The morally ambiguous life of a respected journalist for Time who turned out to be a spy for the North Vietnamese.
Viet Minh soldier Pham Xuan An was inducted into the Communist Party in 1953. The party subsequently funded his journalism education at California’s Orange Coast College, where he became fluent in English and thoroughly versed in all things American. Returning to Vietnam in 1959, working for Reuters and Time for more than 20 years as correspondent, translator and “all purpose go-to guy,” he earned the esteem of brilliant reporters, including Robert Shaplen of the New Yorker, Frank McCullough and Robert Sam Anson from Time and New York Times correspondents Neil Sheehan and David Halberstam. All the while, from this ideal cover, he was funneling valuable information and analysis to Hanoi. After the war, Vietnam made him a People’s Army Hero for his many intelligence coups, which had enabled Hanoi to understand American tactics and battle plans. Berman (Political Science/Univ. of California-Davis; No Peace, No Honor, 2001, etc.) traveled to Saigon to get this story and appears to have had almost complete access to An, his family, friends and files. The author attributes An’s remarkable clandestine success to his perfect impersonation of a reporter: There’s no evidence to suggest he engaged in disinformation or biased the coverage of the newsmen he aided. Though he never knowingly hurt any of his friends, An’s spying doubtlessly resulted in many American deaths.
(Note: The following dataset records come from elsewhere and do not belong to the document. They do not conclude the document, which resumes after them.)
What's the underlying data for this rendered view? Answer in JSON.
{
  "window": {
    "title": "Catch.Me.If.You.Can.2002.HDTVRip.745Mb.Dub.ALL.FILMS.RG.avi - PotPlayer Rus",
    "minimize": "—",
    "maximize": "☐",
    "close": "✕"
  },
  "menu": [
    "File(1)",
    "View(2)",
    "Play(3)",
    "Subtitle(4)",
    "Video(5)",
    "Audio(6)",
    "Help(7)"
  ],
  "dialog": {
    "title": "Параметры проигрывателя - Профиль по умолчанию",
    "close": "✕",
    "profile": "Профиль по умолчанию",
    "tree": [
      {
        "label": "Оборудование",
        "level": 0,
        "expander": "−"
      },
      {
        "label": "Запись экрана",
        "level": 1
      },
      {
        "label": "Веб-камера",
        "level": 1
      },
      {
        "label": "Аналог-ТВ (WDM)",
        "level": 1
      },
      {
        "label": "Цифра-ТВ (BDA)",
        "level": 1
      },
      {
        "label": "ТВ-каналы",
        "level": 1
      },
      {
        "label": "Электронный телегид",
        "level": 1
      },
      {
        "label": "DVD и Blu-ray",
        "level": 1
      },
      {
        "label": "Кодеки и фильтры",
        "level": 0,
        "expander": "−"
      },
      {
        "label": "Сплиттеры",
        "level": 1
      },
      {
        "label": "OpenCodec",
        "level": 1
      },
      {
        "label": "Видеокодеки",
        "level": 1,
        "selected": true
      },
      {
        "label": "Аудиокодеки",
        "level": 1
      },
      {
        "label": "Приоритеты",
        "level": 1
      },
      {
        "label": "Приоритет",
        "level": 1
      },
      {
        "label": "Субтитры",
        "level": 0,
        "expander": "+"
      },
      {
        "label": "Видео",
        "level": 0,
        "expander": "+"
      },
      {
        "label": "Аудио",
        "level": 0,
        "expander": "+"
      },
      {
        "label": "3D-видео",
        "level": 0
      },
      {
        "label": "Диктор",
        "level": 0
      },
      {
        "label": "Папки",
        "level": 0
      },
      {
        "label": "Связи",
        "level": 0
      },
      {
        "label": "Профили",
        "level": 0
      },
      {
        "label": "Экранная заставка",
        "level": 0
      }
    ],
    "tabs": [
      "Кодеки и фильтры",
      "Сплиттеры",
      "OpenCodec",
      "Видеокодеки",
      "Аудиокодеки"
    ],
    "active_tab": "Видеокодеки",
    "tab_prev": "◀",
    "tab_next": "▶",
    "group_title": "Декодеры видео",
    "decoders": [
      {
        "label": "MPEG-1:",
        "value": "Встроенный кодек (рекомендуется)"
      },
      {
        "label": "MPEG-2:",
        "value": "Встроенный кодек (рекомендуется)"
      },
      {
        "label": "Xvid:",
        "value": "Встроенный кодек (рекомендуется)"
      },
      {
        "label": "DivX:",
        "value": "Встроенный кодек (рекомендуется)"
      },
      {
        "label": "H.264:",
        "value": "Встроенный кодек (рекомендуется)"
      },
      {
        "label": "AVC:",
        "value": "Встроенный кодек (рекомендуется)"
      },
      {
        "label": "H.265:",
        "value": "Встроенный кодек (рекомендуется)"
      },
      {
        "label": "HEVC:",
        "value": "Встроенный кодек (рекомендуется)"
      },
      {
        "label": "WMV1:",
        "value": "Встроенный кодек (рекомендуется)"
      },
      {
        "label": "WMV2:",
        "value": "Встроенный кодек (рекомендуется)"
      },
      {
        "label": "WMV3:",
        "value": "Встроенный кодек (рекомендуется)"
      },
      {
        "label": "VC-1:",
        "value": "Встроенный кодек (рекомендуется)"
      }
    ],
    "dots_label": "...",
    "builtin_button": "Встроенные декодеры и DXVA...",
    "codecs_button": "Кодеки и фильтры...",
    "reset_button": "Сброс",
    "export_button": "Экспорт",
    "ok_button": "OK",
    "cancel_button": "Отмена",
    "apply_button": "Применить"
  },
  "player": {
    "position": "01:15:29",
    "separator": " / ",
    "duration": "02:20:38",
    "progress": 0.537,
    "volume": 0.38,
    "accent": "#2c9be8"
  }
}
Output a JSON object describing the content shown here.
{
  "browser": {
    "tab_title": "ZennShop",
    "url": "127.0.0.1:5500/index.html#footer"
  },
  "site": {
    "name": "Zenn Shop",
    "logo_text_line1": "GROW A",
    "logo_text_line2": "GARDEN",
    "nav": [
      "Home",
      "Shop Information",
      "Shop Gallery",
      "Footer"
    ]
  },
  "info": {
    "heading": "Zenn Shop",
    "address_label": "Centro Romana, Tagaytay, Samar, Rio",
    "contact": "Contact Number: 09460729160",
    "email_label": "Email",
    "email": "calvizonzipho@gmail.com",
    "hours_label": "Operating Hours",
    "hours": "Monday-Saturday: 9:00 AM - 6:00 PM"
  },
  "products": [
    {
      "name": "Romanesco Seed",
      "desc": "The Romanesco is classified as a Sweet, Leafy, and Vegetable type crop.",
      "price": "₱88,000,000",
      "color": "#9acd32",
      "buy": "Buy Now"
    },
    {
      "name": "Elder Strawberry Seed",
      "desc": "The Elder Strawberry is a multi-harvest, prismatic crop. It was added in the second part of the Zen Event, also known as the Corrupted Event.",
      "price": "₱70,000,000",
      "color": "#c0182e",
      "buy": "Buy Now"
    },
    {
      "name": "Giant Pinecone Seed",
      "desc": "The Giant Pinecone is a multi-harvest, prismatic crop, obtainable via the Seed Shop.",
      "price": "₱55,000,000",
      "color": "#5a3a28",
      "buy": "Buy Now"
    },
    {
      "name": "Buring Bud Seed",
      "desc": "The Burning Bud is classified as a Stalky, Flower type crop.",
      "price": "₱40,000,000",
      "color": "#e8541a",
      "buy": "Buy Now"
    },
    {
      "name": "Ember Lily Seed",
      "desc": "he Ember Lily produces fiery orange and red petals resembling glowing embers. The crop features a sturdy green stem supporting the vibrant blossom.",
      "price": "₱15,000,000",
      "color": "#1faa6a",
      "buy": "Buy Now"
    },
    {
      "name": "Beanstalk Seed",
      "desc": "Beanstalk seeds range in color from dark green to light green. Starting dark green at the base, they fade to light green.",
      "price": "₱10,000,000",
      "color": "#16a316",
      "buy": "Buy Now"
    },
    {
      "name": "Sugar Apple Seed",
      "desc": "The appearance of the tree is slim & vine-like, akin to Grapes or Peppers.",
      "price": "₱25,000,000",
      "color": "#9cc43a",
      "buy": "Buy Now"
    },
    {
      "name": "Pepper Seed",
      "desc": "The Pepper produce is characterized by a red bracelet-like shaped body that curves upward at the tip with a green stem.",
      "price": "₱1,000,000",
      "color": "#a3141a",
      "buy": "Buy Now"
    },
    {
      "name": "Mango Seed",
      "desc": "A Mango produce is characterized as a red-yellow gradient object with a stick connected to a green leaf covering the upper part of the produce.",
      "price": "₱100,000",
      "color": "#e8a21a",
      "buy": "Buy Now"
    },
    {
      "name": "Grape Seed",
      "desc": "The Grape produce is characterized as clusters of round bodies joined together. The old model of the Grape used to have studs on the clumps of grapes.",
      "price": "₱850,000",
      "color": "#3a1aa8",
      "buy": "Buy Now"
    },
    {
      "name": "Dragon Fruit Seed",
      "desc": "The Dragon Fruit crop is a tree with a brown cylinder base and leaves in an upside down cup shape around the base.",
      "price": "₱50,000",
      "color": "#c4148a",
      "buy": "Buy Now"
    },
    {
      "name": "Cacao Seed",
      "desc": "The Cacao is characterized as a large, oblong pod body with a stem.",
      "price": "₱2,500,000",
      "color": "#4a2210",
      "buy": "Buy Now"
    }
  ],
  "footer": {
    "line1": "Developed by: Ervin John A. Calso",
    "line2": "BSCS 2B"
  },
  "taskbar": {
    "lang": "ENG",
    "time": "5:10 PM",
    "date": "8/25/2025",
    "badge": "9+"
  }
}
Yet An’s American circle expresses almost no feelings of outrage or betrayal, but rather echoes his own view that he fought not against the Americans, but rather for his own country as a nationalist patriot.
A fair-minded, consistently interesting attempt to unpack the “boxes within boxes in An’s life” and a fascinating contribution to our understanding of America’s defeat in Vietnam.